If you’re currently feeling that HFCs might not be quite as environmentally friendly after all and we all ought to drive straight EVs, then I encourage you to do a thorough investigation of how the electricity used to charge EVs comes from. It’s not always that carbon-neutral either.  Heck, even a bicycle isn’t carbon-neutral because when you puff and pant more to push those pedals, you are breathing out more carbon dioxide than normal.  All in all, HFCs are pretty darn good.  The worst thing they chuck out as exhaust is water, and the hydrogen gas needed to power them can come from sustainable sources – very sustainable if you get it from animal manure and/or sewage, which also means that poop becomes a resource instead of a problem to get rid of.  They’re doing this in Japan – and they’ve also managed to get the carbon bits of the methane to become calcium carbonate, which sequesters carbon and has all sorts of fun uses from a dietary supplement through to agricultural lime.

Another plus about HFCs is that they are a lot more efficient than combustion engines.  A large chunk of the potential energy going in turns into the electrical energy that you want, which is then turned into kinetic (motion) energy by the motor so your car gets moving (or it turns into some other form, such as light energy for the headlights or sound energy for the stereo system).  Some comes out in the form of heat.  Combustion engines waste a lot of the potential energy in the form of heat (lots of it!) and noise (ditto).

The amount of electrical energy produced by a single HFC isn’t going to be very large, so inside any vehicle powered by hydrogen technology, there will be a stack of HFCs, which work together to produce the full amount of oomph you need. The fun part in designing a vehicle that runs on HFC technology involves ensuring that the stack has the oomph needed without being too heavy and working out where to put the tanks of hydrogen gas.  However, this isn’t too hard.

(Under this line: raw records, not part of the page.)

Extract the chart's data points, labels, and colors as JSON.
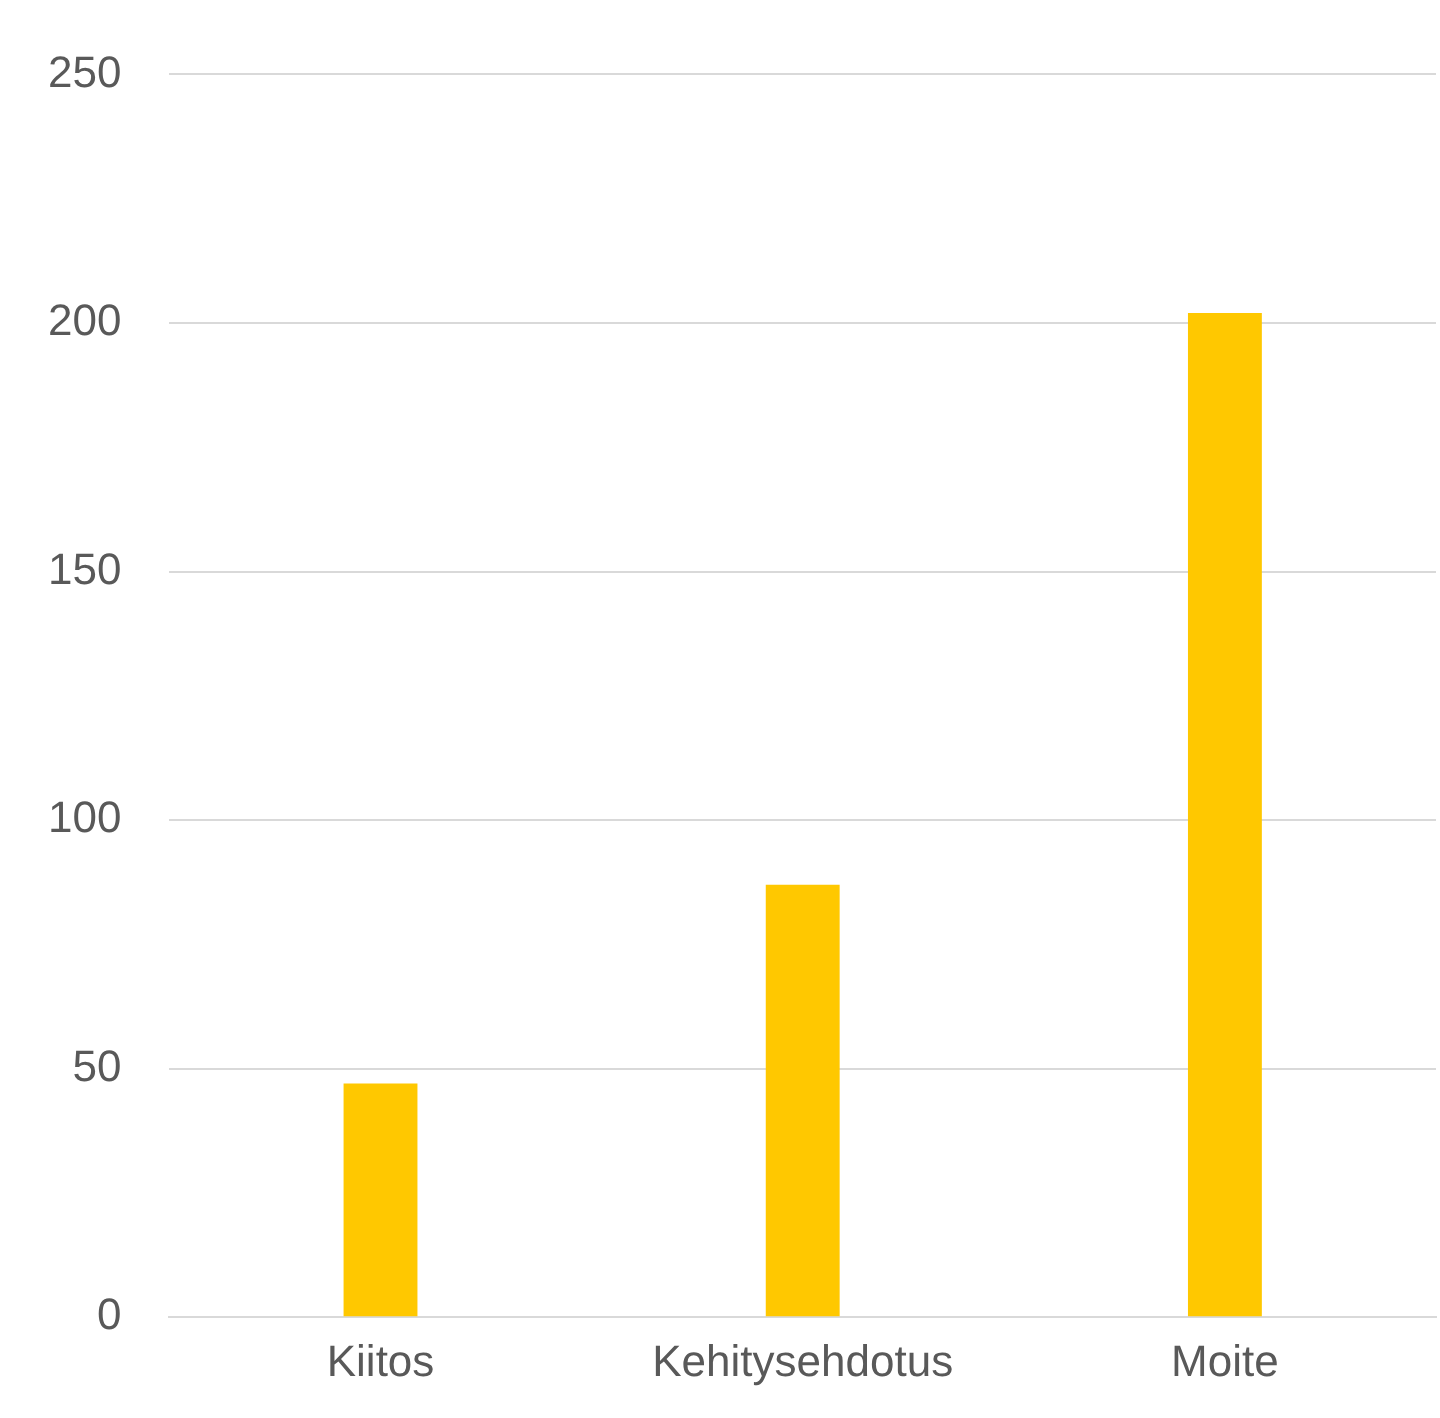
{
  "chart_data": {
    "type": "bar",
    "categories": [
      "Kiitos",
      "Kehitysehdotus",
      "Moite"
    ],
    "values": [
      47,
      87,
      202
    ],
    "color": "#ffc800",
    "ylim": [
      0,
      250
    ],
    "yticks": [
      0,
      50,
      100,
      150,
      200,
      250
    ],
    "grid": "y"
  }
}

The other problem with manufacturing HFC vehicles is that the catalyst inside the cells is expensive – platinum is common.  This is probably one of the biggest barriers to the spread of the technology, along with the usual issue of nobody buying HFC vehicles because nobody’s got an easy place to get the gas from and nobody’s selling the gas because nobody’s buying HFC cars.  They had the same issue with plug-in EVs too, remember, and we all know how that’s changed.  However, last year, our very own CSIRO came up with some technology to get hydrogen fuel for HFC vehicles out of ammonia and they want to go crazy with this and use it all over the show.  This is exciting stuff and probably deserves a post of its very own, so I’ll tell you more about that another day.

I feel in the need for some 1,3,7-trimethylxanthine theine combined with dihydrogen monoxide in solution with β-D-galactopyranosyl-(1→4)-D-glucose and calcium phosphate, also known as a cup of coffee, so it’s time for me to stop and to wish you safe and happy driving – hopefully without too much methane inside the cabin of your car on long journeys!

*Some people in the world have far, far too much time on their hands.